2025 has not been just a story of U.S. resilience. The Asia-Pacific (APAC) region has weathered storms and stayed firmly on course. The worst trade outcomes have been avoided, with tariffs settling at lower rates than threatened at the start of the year by the U.S. administration. Export momentum has held up better than expected, buoyed by strong demand for electronics and robust intra-regional trade. Inflation has settled into a steadier rhythm across much of the region.

But beneath the hood lies a complex interplay of shifting trade gears and policy recalibration. The old roadmaps of globalization no longer apply. To keep the growth engine running smoothly, the region will not only have to endure but evolve. Asia Pacific’s growth prospects will be defined by the ability of regional economies to rewire trade relationships and fine-tune policy to meet demands of new economic realities.

Following are our views on how major APAC markets are poised to perform.

Japan

  • Growth in the second quarter was revised upward, reflecting healthier consumption and inventory investment; we have upgraded our growth outlook for this year accordingly. However, this has not changed the outlook of a slow environment for exports, leaving a challenging landscape for the business sector. Japan has been a frontrunner in its efforts to negotiate a more sophisticated deal with the United States, pledging $550 billion of future investment. However, even the most generous concessions are unlikely to restore its former terms of trade.
  • Support for growth will need to come from Japanese consumers, but they will be challenged by persistent inflation and a weakened currency. Real wage growth has turned negative, eroding purchasing power.

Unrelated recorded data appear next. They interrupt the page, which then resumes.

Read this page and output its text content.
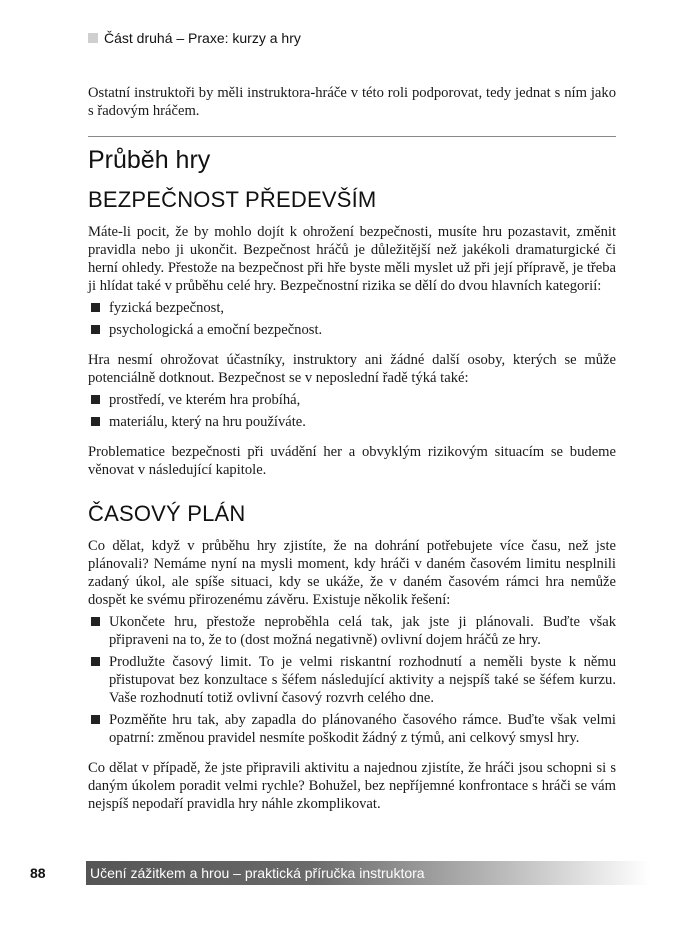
Část druhá – Praxe: kurzy a hry

Ostatní instruktoři by měli instruktora-hráče v této roli podporovat, tedy jednat s ním jako s řadovým hráčem.

Průběh hry
BEZPEČNOST PŘEDEVŠÍM

Máte-li pocit, že by mohlo dojít k ohrožení bezpečnosti, musíte hru pozastavit, změnit pravidla nebo ji ukončit. Bezpečnost hráčů je důležitější než jakékoli dramaturgické či herní ohledy. Přestože na bezpečnost při hře byste měli myslet už při její přípravě, je třeba ji hlídat také v průběhu celé hry. Bezpečnostní rizika se dělí do dvou hlavních kategorií:

fyzická bezpečnost,
psychologická a emoční bezpečnost.

Hra nesmí ohrožovat účastníky, instruktory ani žádné další osoby, kterých se může potenciálně dotknout. Bezpečnost se v neposlední řadě týká také:

prostředí, ve kterém hra probíhá,
materiálu, který na hru používáte.

Problematice bezpečnosti při uvádění her a obvyklým rizikovým situacím se budeme věnovat v následující kapitole.

ČASOVÝ PLÁN

Co dělat, když v průběhu hry zjistíte, že na dohrání potřebujete více času, než jste plánovali? Nemáme nyní na mysli moment, kdy hráči v daném časovém limitu nesplnili zadaný úkol, ale spíše situaci, kdy se ukáže, že v daném časovém rámci hra nemůže dospět ke svému přirozenému závěru. Existuje několik řešení:

Ukončete hru, přestože neproběhla celá tak, jak jste ji plánovali. Buďte však připraveni na to, že to (dost možná negativně) ovlivní dojem hráčů ze hry.
Prodlužte časový limit. To je velmi riskantní rozhodnutí a neměli byste k němu přistupovat bez konzultace s šéfem následující aktivity a nejspíš také se šéfem kurzu. Vaše rozhodnutí totiž ovlivní časový rozvrh celého dne.
Pozměňte hru tak, aby zapadla do plánovaného časového rámce. Buďte však velmi opatrní: změnou pravidel nesmíte poškodit žádný z týmů, ani celkový smysl hry.

Co dělat v případě, že jste připravili aktivitu a najednou zjistíte, že hráči jsou schopni si s daným úkolem poradit velmi rychle? Bohužel, bez nepříjemné konfrontace s hráči se vám nejspíš nepodaří pravidla hry náhle zkomplikovat.

88	Učení zážitkem a hrou – praktická příručka instruktora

The Bank of Japan held the policy rate steady at 0.5% at the October meeting, amid uncertainty over the outlook for domestic wage gains and its largest export market, the United States. We continue to expect the next rate hike in early 2026, though risks are tilted toward an earlier move as policymakers weigh the trade-off between rising borrowing costs and the risk of further currency depreciation.

China

  • Presidents Trump and Xi agreed to extend their tariff truce by one year during their talks in South Korea. The U.S agreed to a 10 percentage point reduction in tariffs on Chinese goods. In return, China agreed to suspend its recently announced rare earth export control measures and resume imports of U.S. soybeans. Both sides also committed to postponing the imposition of higher docking fees on each other’s shipping fleets. While this helped avoid another flare-up in tensions, a comprehensive deal remains elusive, with major issues still unresolved.
  • China’s economy is holding steady, with gross domestic product (GDP) growing 4.8% year-on-year in the third quarter; the government’s 5% annual target is within reach. But momentum is weakening. Domestic demand is soft, weighed down by weak consumer sentiment, persistent deflation and a deepening property market slump. Government efforts to stimulate activity and stabilize the real estate sector have so far yielded limited results. The People’s Bank of China has maintained a steady policy stance, but fiscal support is waning, and the timing of any new stimulus is uncertain.

Singapore

  • Real GDP growth slowed down from 4.5% year over year in the second quarter to 2.9% in the three months to September. However, the moderation was smaller than expected, as manufacturing activity helped partially offset the pullback in services and construction. Re-exports have benefitted from trade front-loading and are expected to continue gaining from one of the lowest new effective tariff rates in the United States. While growth is expected to hold steady in the near-term, America’s increasing scrutiny of transshipment activities could pose a significant risk to Singapore.
  • In its October monetary policy meeting statement, the Monetary Authority of Singapore (MAS) decided to keep its policy band for the Singapore dollar unchanged. Resilient growth and the recent uptick in core inflation, if sustained, have raised the risk of the MAS maintaining its current policy stance for an extended period.